Rubens - Crucifixion
S'en suivit un débat plus vif que les échanges précédents, qui me permit de retrouver le calme de l'observation et de constater qu'une participante était en train de téléphoner discrètement, que deux autres consultaient leurs mails, qu'un quatrième envoyait un texto et que deux autres encore pianotaient sur leur tablette numérique.

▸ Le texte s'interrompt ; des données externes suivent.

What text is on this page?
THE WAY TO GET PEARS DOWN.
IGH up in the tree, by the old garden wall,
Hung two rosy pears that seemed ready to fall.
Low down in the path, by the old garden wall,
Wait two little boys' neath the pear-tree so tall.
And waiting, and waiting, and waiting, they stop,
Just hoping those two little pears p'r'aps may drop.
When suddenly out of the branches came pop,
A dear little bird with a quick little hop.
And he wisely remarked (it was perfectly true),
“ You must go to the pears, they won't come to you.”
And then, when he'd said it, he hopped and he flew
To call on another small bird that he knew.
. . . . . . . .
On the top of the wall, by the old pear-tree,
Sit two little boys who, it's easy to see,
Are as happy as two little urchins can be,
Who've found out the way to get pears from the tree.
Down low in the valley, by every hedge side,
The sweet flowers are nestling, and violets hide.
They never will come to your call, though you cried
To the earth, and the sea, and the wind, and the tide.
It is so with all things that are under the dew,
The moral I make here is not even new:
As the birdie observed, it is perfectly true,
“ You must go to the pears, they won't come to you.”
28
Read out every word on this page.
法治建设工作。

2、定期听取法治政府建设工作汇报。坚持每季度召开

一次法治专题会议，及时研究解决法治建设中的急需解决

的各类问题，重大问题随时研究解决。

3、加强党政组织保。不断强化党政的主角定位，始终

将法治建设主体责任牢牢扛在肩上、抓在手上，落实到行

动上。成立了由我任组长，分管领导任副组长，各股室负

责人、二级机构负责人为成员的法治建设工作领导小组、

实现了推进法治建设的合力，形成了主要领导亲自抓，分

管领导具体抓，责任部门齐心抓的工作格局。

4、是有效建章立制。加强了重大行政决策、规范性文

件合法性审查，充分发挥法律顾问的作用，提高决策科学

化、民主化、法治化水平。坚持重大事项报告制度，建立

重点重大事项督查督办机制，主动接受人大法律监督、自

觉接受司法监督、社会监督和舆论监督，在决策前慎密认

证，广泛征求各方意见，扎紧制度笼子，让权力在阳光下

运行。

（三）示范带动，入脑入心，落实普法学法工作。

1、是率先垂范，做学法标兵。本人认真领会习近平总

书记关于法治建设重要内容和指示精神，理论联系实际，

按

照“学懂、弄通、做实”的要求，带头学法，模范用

J'en était là de l'observation quand le boomerang de la question initiale me revint sous la forme d'une brusque interpellation : "Et le fait qu'ils soient vissés depuis leur adolescence à des consoles de jeux, ce n'est pas une caractéristique de la génération Y ? nous on jouait aux cartes". La rêverie étant propice à l'imagination, mon esprit n'emprunta pas l'escalier et je pus répondre : "Ils ne sont pas plus vissés à leur console de jeu que vous ne l'êtes avec vos tweets, mails et textos à votre console du Je". Je vis à quelques hagards regards que certains avaient écouté mais pas entendu, à un sourire qu'il y avait eu une écoute compréhensive et à des mines soudain renfrognées que certains avaient décidé d'oublier aussi tôt ce qu'ils avaient entendu. Du coup, on ne me demanda pas de préciser ma pensée, qui était que les comportements de la présupposée génération Y n'étaient jamais que des comportements contemporains qui touchaient tout le monde, avec la seule différence qu'il s'agit pour les plus jeunes de l'environnement de toujours alors que pour les plus anciens ils se mêlent à d'autres références. Bref, pas de quoi en faire des généralités générationnelles. Mais les catégorisations ayant pour principale vertu de rassurer ceux qui les bâtissent, il fut décidé que Conférence l'on ferait. Mobilisant mon énergie, je notai sur le jour envisagé que je pourrai disposer de ma journée. Vivement la fin de l'année !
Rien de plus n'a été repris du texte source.